Château Sociando-Mallet is an unclassed Bordeaux wine producer from the appellation Haut-Médoc. The winery is located on the Left Bank of the Bordeaux wine regions, in the commune of Saint-Seurin-de-Cadourne north of Saint-Estèphe, France. Despite its estimation as a producer of high quality wine, it was neither ranked in the Bordeaux Wine Official Classification of 1855 (not existing at the time), nor is it listed among Médoc's Cru Bourgeois, due to a decision of its owner Jean Gautreau not to enter it for such classification.

The winery also produces a second wine named La Demoiselle de Sociando-Mallet.

==History==
Situated on what was in 1633 the residence of a Basque nobleman named Sièvre Sociando, the first documentation of the estate mentions its nobles terres. After its acquisition around 1850 by Madame Mallet, it was recorded in the 1883 edition of Cocks & Féret along with Château Verdignan as the leading cru of Saint-Seurin.
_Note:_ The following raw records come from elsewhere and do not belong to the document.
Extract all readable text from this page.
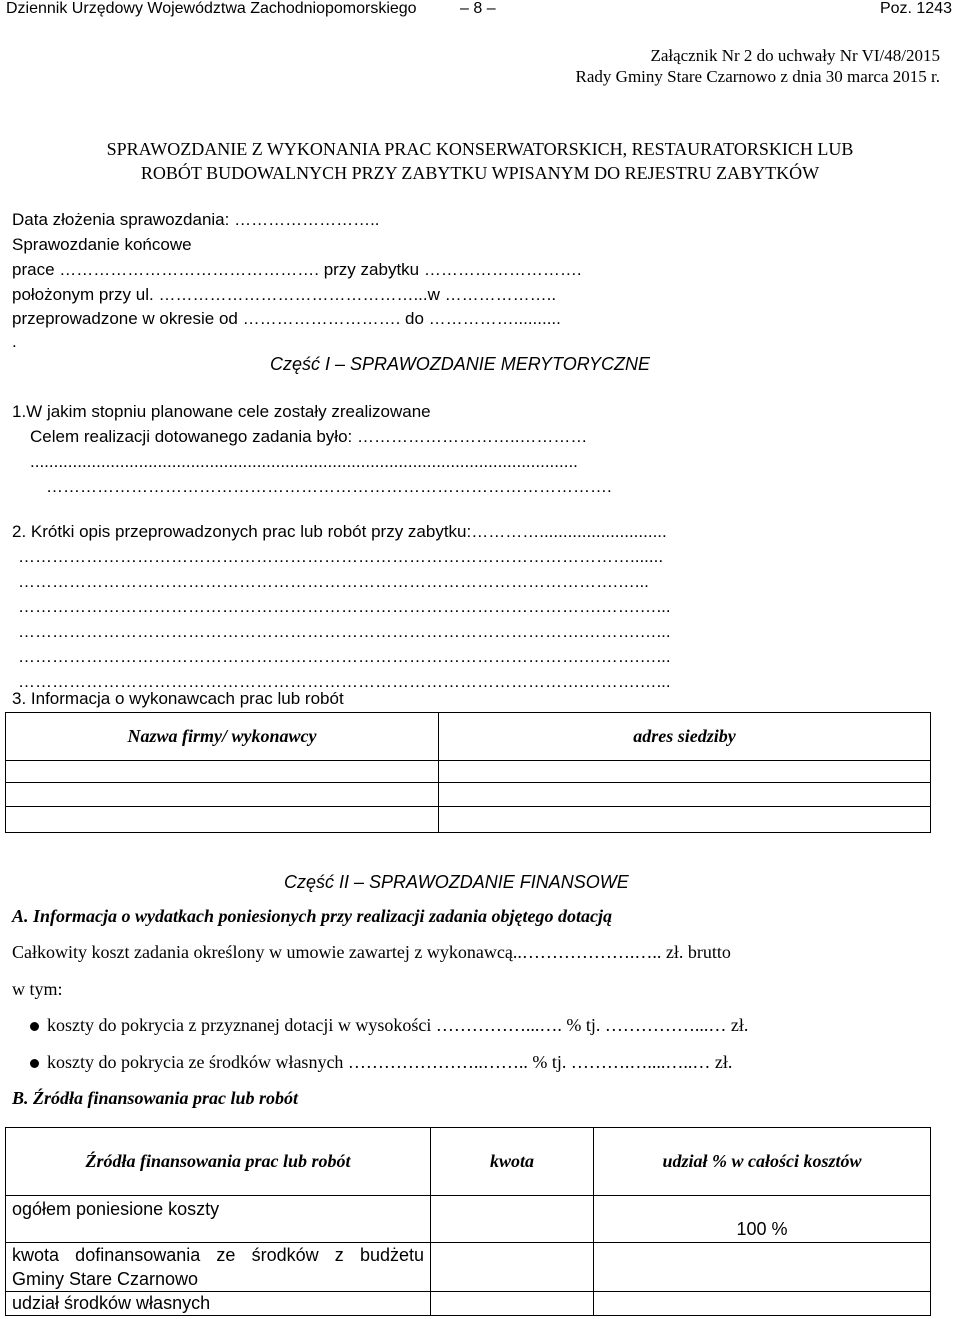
Dziennik Urzędowy Województwa Zachodniopomorskiego	– 8 –	Poz. 1243
Załącznik Nr 2 do uchwały Nr VI/48/2015
Rady Gminy Stare Czarnowo z dnia 30 marca 2015 r.
SPRAWOZDANIE Z WYKONANIA PRAC KONSERWATORSKICH, RESTAURATORSKICH LUB
ROBÓT BUDOWALNYCH PRZY ZABYTKU WPISANYM DO REJESTRU ZABYTKÓW
Data złożenia sprawozdania: ……………………..
Sprawozdanie końcowe
prace ………………………………………. przy zabytku ……………………….
położonym przy ul. ………………………………………...w ………………..
przeprowadzone w okresie od ………………………. do ……………..........
.
Część I – SPRAWOZDANIE MERYTORYCZNE
1.W jakim stopniu planowane cele zostały zrealizowane
Celem realizacji dotowanego zadania było: ………………………..…………
....................................................................................................................
……………………………………………………………………………………….
2. Krótki opis przeprowadzonych prac lub robót przy zabytku:…………...........................
……………………………………………………………………………………………….......
…………………………………………………………………………………………….…...
………………………………………………………………………………………….…….…...
……………………………………………………………………………………….……….…...
……………………………………………………………………………………….……….…...
……………………………………………………………………………………….……….…...
3. Informacja o wykonawcach prac lub robót
Nazwa firmy/ wykonawcy	adres siedziby

Część II – SPRAWOZDANIE FINANSOWE
A. Informacja o wydatkach poniesionych przy realizacji zadania objętego dotacją
Całkowity koszt zadania określony w umowie zawartej z wykonawcą..……………….….. zł. brutto
w tym:
koszty do pokrycia z przyznanej dotacji w wysokości ……………...…. % tj. ……………...… zł.
koszty do pokrycia ze środków własnych …………………..…….. % tj. ……….…....…..… zł.
B. Źródła finansowania prac lub robót
Źródła finansowania prac lub robót	kwota	udział % w całości kosztów
ogółem poniesione koszty		100 %
kwota dofinansowania ze środków z budżetu Gminy Stare Czarnowo		
udział środków własnych		
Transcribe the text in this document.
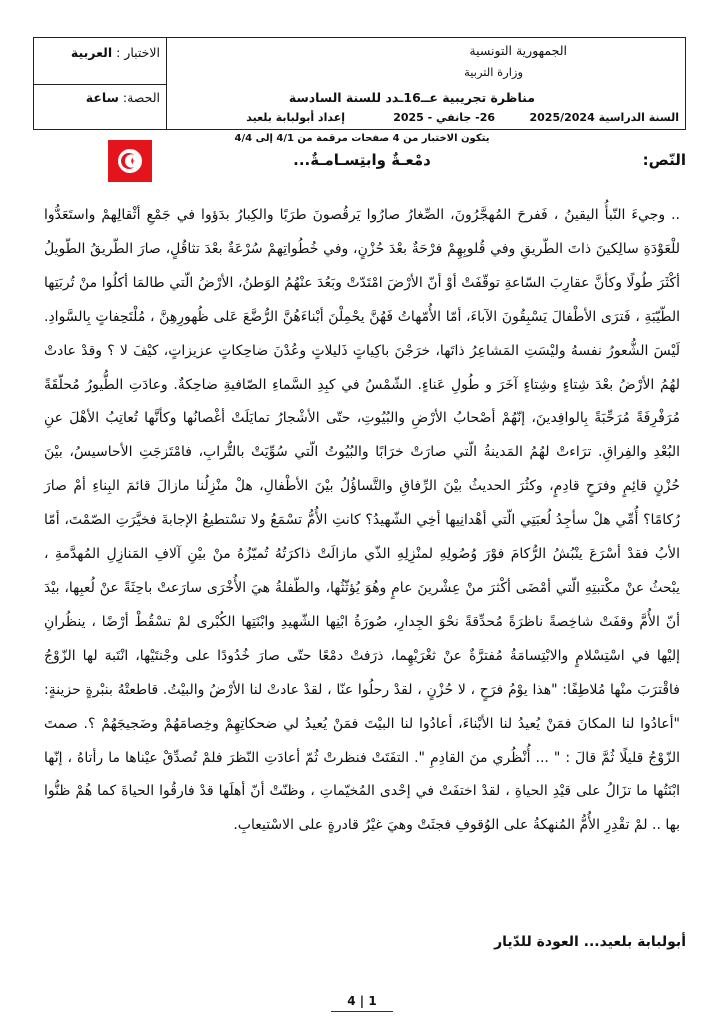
الجمهورية التونسية
وزارة التربية
مناظرة تجريبية عــ16ـدد للسنة السادسة
السنة الدراسية 2025/2024
26- جانفي - 2025
إعداد أبولبابة بلعيد
الاختبار : العربية
الحصة: ساعة
يتكون الاختبار من 4 صفحات مرقمة من 4/1 إلى 4/4
النّص:
دمْعـةٌ وابتِسـامـةٌ...
.. وجيءَ النّبأُ اليقينُ ، فَفرحَ المُهجَّرُونَ، الصِّغارُ صارُوا يَرقُصونَ طرَبًا والكِبارُ بدَؤوا في جَمْعِ أثْقالِهمْ واستَعَدُّوا للْعَوْدَةِ سالِكينَ ذاتَ الطّريقِ وفي قُلوبِهِمْ فرْحَةٌ بعْدَ حُزْنٍ، وفي خُطُواتِهمْ سُرْعَةٌ بعْدَ تثاقُلٍ، صارَ الطّريقُ الطّويلُ أكْثَرَ طُولًا وكأنَّ عقارِبَ السّاعةِ توقّفَتْ أوْ أنّ الأرْضَ امْتَدّتْ وبَعُدَ عنْهُمُ الوَطنُ، الأرْضُ الّتي طالمَا أكلُوا منْ تُربَتِها الطّيّبَةِ ، فَترَى الأطْفالَ يَسْبِقُونَ الآباءَ، أمّا الأُمّهاتُ فَهُنَّ يحْمِلْنَ أبْناءَهُنَّ الرُّضَّعَ عَلى ظُهورِهِنَّ ، مُلْتَحِفاتٍ بِالسَّوادِ. لَيْسَ الشُّعورُ نفسهُ وليْسَتِ المَشاعِرُ ذاتَها، خرَجْنَ باكِياتٍ ذَليلاتٍ وعُدْنَ ضاحِكاتٍ عزيزاتٍ، كيْفَ لا ؟ وقدْ عادتْ لهُمُ الأرْضُ بعْدَ شِتاءٍ وشِتاءٍ آخَرَ و طُولِ عَناءٍ. الشّمْسُ في كبِدِ السَّماءِ الصّافيةِ ضاحِكةٌ. وعادَتِ الطُّيورُ مُحلّقَةً مُرَفْرِفَةً مُرَحِّبَةً بِالوافِدينَ، إنّهُمْ أصْحابُ الأرْضِ والبُيُوتِ، حتّى الأشْجارُ تمايَلَتْ أغْصانُها وكأنَّها تُعاتِبُ الأهْلَ عنِ البُعْدِ والفِراقِ. ترَاءتْ لهُمُ المَدينةُ الّتي صارَتْ خرَابًا والبُيُوتُ الّتي سُوِّيَتْ بالتُّرابِ، فامْتَزجَتِ الأحاسيسُ، بيْنَ حُزْنٍ قائِمٍ وفرَحٍ قادِمٍ، وكثُرَ الحديثُ بيْنَ الرِّفاقِ والتَّساؤُلُ بيْنَ الأطْفالِ، هلْ منْزِلُنا مازالَ قائمَ البِناءِ أمْ صارَ رُكامًا؟ أُمِّي هلْ سأجِدُ لُعبَتِي الّتي أهْدانِيها أخِي الشّهيدُ؟ كانتِ الأُمُّ تسْمَعُ ولا تسْتطيعُ الإجابةَ فخيَّرَتِ الصّمْتَ، أمّا الأبُ فقدْ أسْرَعَ ينْبُشُ الرُّكامَ فوْرَ وُصُولِهِ لمنْزِلِهِ الذّي مازالَتْ ذاكرَتُهُ تُميّزُهُ منْ بيْنِ آلافِ المَنازِلِ المُهدَّمةِ ، يبْحثُ عنْ مكْتبتِهِ الّتي أمْضَى أكْثرَ منْ عِشْرينَ عامٍ وهُوَ يُؤثّثُها، والطّفلةُ هيَ الأُخْرَى سارَعتْ باحِثَةً عنْ لُعبِها، بيْدَ أنّ الأُمَّ وقفَتْ شاخِصةً ناظرَةً مُحدِّقةً نحْوَ الجِدارِ، صُورَةُ ابْنِها الشّهيدِ وابْنَتِها الكُبْرى لمْ تسْقُطْ أرْضًا ، ينظُرانِ إليْها في اسْتِسْلامٍ والابْتِسامَةُ مُفترَّةٌ عنْ ثغْرَيْهِما، ذرَفتْ دمْعًا حتّى صارَ خُدُودًا على وجْنتَيْها، انْتَبهَ لها الزّوْجُ فاقْترَبَ منْها مُلاطِفًا: "هذا يوْمُ فرَحٍ ، لا حُزْنٍ ، لقدْ رحلُوا عنّا ، لقدْ عادتْ لنا الأرْضُ والبيْتُ. قاطعتْهُ بنبْرةٍ حزينةٍ: "أعادُوا لنا المكانَ فمَنْ يُعيدُ لنا الأبْناءَ، أعادُوا لنا البيْتَ فمَنْ يُعيدُ لي ضحكاتِهِمْ وخِصامَهُمْ وضَجيجَهُمْ ؟. صمتَ الزّوْجُ قليلًا ثُمَّ قالَ : " ... أُنْظُري منَ القادِمِ ". التفَتَتْ فنظرتْ ثُمّ أعادَتِ النّظرَ فلمْ تُصدِّقْ عيْناها ما رأتاهُ ، إنّها ابْنَتُها ما تزَالُ على قيْدِ الحياةِ ، لقدْ اختفَتْ في إحْدى المُخيّماتِ ، وظنّتْ أنّ أهلَها قدْ فارقُوا الحياةَ كما هُمْ ظنُّوا بها .. لمْ تقْدِرِ الأُمُّ المُنهكةُ على الوُقوفِ فجثَتْ وهيَ غيْرُ قادرةٍ على الاسْتيعابِ.
أبولبابة بلعيد... العودة للدّيار
4 | 1
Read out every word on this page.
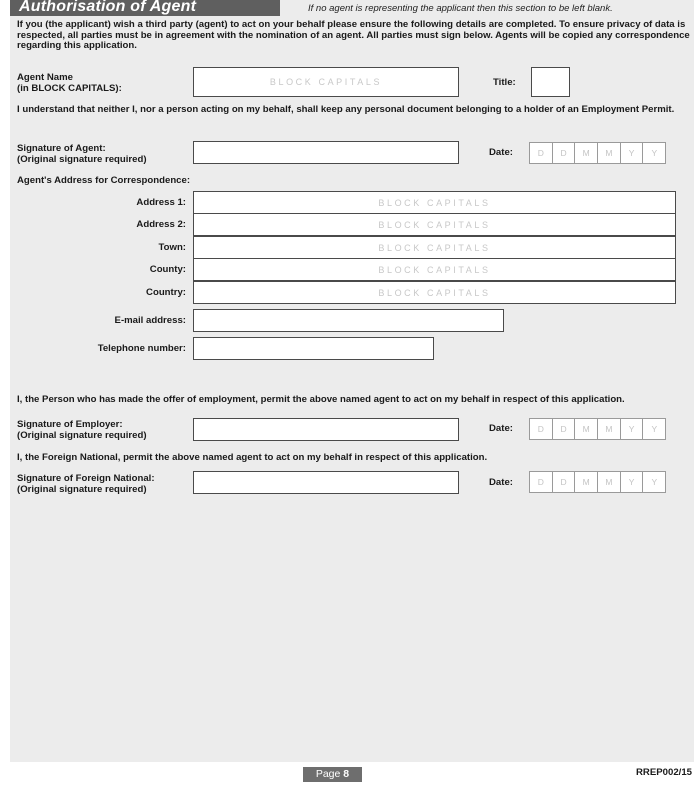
Authorisation of Agent	If no agent is representing the applicant then this section to be left blank.
If you (the applicant) wish a third party (agent) to act on your behalf please ensure the following details are completed. To ensure privacy of data is respected, all parties must be in agreement with the nomination of an agent. All parties must sign below. Agents will be copied any correspondence regarding this application.
Agent Name
(in BLOCK CAPITALS):
BLOCK CAPITALS	Title:
I understand that neither I, nor a person acting on my behalf, shall keep any personal document belonging to a holder of an Employment Permit.
Signature of Agent:
(Original signature required)
Date:	D	D	M	M	Y	Y
Agent's Address for Correspondence:
Address 1:	BLOCK CAPITALS
Address 2:	BLOCK CAPITALS
Town:	BLOCK CAPITALS
County:	BLOCK CAPITALS
Country:	BLOCK CAPITALS
E-mail address:
Telephone number:
I, the Person who has made the offer of employment, permit the above named agent to act on my behalf in respect of this application.
Signature of Employer:
(Original signature required)
Date:	D	D	M	M	Y	Y
I, the Foreign National, permit the above named agent to act on my behalf in respect of this application.
Signature of Foreign National:
(Original signature required)
Date:	D	D	M	M	Y	Y
Page 8	RREP002/15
Sociando-Mallet was a forgotten and derelict property of vastly reduced land by the time it was bought by Jean Gautreau, a négociant from Lesparre, in 1969. The estate has since seen considerable expansion and modernisation, and enjoys high prices and a good reputation in today's wine market.

==Production==
The vineyard extends to 50 hectares, with the grape varieties of 55% Cabernet Sauvignon, 40% Merlot and 5% Cabernet Franc. An average of 20,000 cases of the Grand vin are produced per year.